From Monday 1st November pretty much anyone who seeks to sell or lease more than 2,000 square metres of office accommodation will be required to disclose their building’s energy efficiency rating.
Mandatory disclosure has been a long time coming. Ever since the Australian Building Greenhouse Rating (now called NABERS) launched in 1999 there’s been a sense that eventually building owners would be required to rate and disclose their energy performance. It’s a credit to the industry that many owners have been voluntarily disclosing ratings (high and low) for many years now.
The legislation says a building’s NABERS Energy rating must be publicly accessible on the online Building Energy Efficiency Register and be prominently displayed in ‘for lease’ and ‘for sale’ advertisements.
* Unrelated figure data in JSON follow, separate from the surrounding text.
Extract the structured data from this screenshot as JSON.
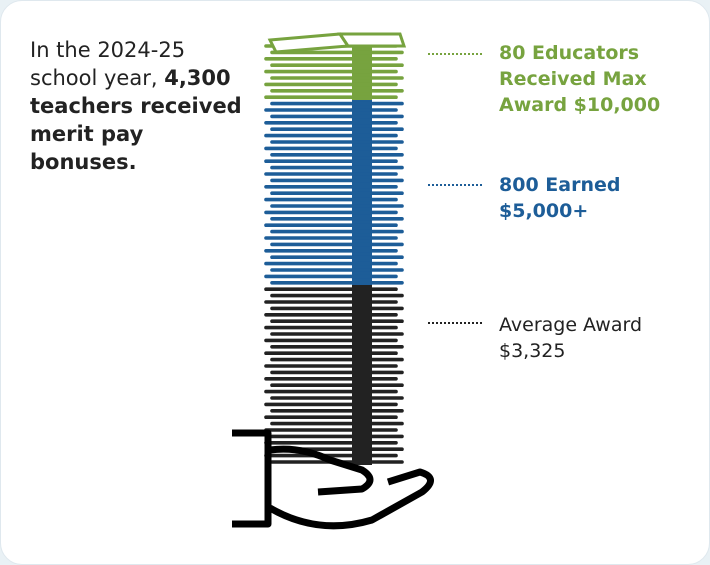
{
  "intro": {
    "text": "In the 2024-25 school year,",
    "highlight": "4,300 teachers received merit pay bonuses."
  },
  "callouts": [
    {
      "label": "80 Educators Received Max Award $10,000",
      "color": "#77a33f"
    },
    {
      "label": "800 Earned $5,000+",
      "color": "#1d5d98"
    },
    {
      "label": "Average Award $3,325",
      "color": "#222222"
    }
  ]
}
There are harsh financial penalties for failing to comply.
It’s widely accepted that transparency makes markets efficient. So if we accept that carbon emissions matter to buyers and tenants of buildings (and I’m finding that increasingly they do), mandatory disclosure should help make commercial property markets function better. An important question, however, is: what’s behind this growing interest in the energy efficiency of office buildings? One of the major contributors has to be a growing concern about climate change among the workers who occupy the buildings. Leading employers often cite young people as being particularly concerned about such issues (though, if Investa staff surveys are anything to go by, I think it may be more widespread). Office ‘green teams’ are springing up everywhere. Their demands shape the leasing requirements of their employers. Those leasing decisions influence the value of buildings because the commercial value of a building is simply a multiple of how much money it can make.
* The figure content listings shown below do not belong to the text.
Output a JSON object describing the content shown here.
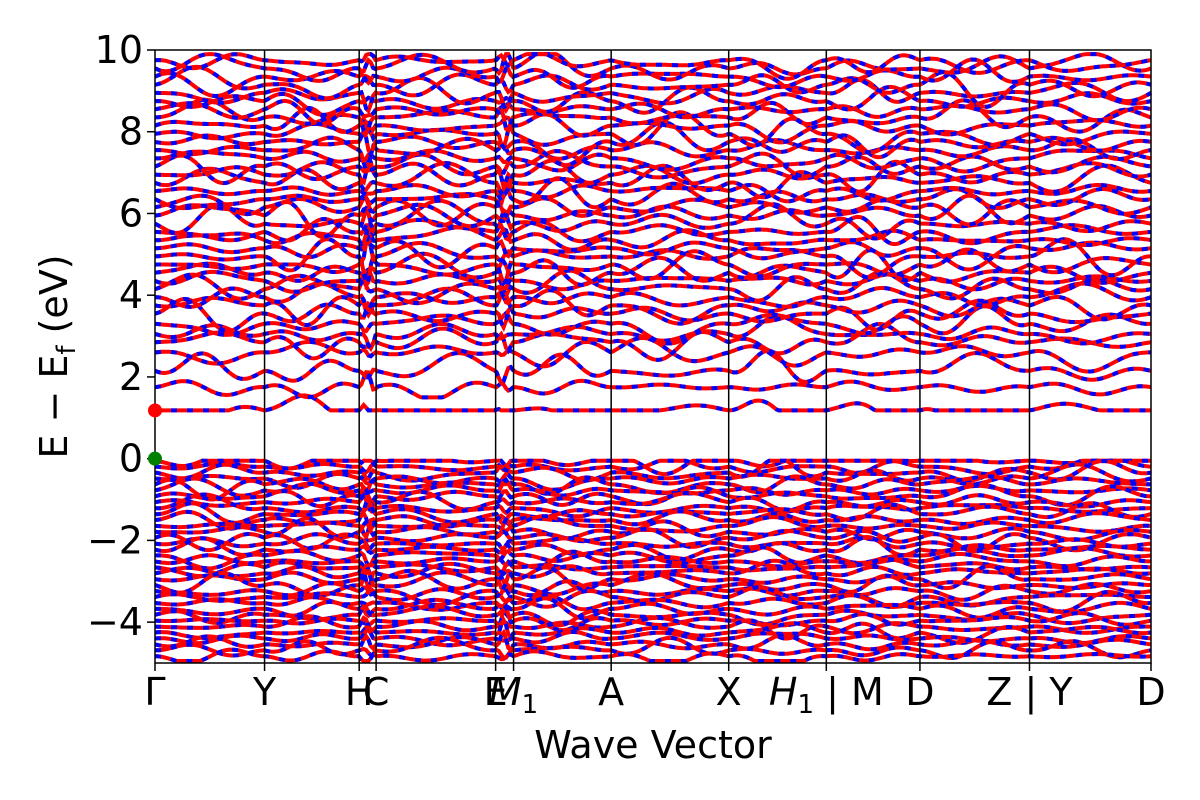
{
  "chart_data": {
    "type": "line",
    "xlabel": "Wave Vector",
    "ylabel_main": "E − E",
    "ylabel_sub": "f",
    "ylabel_unit": " (eV)",
    "ylim": [
      -5,
      10
    ],
    "yticks": [
      -4,
      -2,
      0,
      2,
      4,
      6,
      8,
      10
    ],
    "ytick_labels": [
      "−4",
      "−2",
      "0",
      "2",
      "4",
      "6",
      "8",
      "10"
    ],
    "kpath": [
      {
        "label": "Γ",
        "pos": 0.0
      },
      {
        "label": "Y",
        "pos": 0.11
      },
      {
        "label": "H",
        "pos": 0.205
      },
      {
        "label": "C",
        "pos": 0.222
      },
      {
        "label": "E",
        "pos": 0.342
      },
      {
        "label": "M",
        "sub": "1",
        "pos": 0.36
      },
      {
        "label": "A",
        "pos": 0.458
      },
      {
        "label": "X",
        "pos": 0.576
      },
      {
        "label": "H",
        "sub": "1",
        "pos": 0.674,
        "suffix": " | M"
      },
      {
        "label": "D",
        "pos": 0.768
      },
      {
        "label": "Z",
        "pos": 0.878,
        "suffix": " | Y"
      },
      {
        "label": "D",
        "pos": 1.0
      }
    ],
    "series": [
      {
        "color": "#ff0000",
        "style": "solid"
      },
      {
        "color": "#0000ff",
        "style": "dashed"
      }
    ],
    "highlight_points": [
      {
        "x": 0.0,
        "y": 1.18,
        "color": "#ff0000"
      },
      {
        "x": 0.0,
        "y": 0.0,
        "color": "#008000"
      }
    ],
    "conduction_band_min": 1.18,
    "valence_band_max": 0.0,
    "grid": false,
    "legend": "none"
  }
}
So will mandatory disclosure strengthen the hand of the office workers that shape the industry? The answer is: maybe; indirectly. They would have to be pretty savvy to notice a difference when they turn up to work next week. If they’re working in a building that isn’t ‘for sale’ or ‘for lease’ the answer is: probably not. Currently most office workers can see the rating online if they look for it, but it doesn't have to be displayed in the building when it is not for sale or lease. Generally, most building occupants don't have an easy way to find out how well their building is being run week-to-week, or how well it is being run relative to its potential.
This is a shame.
Through our research with the Investa Sustainability Institute, we are finding that greater transparency (via initiatives such as the Datalyzer) leads to clearer accountability and then on to better building performance. The datalyzer is a fully interactive way to investigate emissions, energy, water, gas, complaints and more from commercial office buildings in Australia.
Is that an argument for mandatory datalyzing? Not yet!
Image: 595 Collins Street Melbourne - which can be interrogated in the data tools.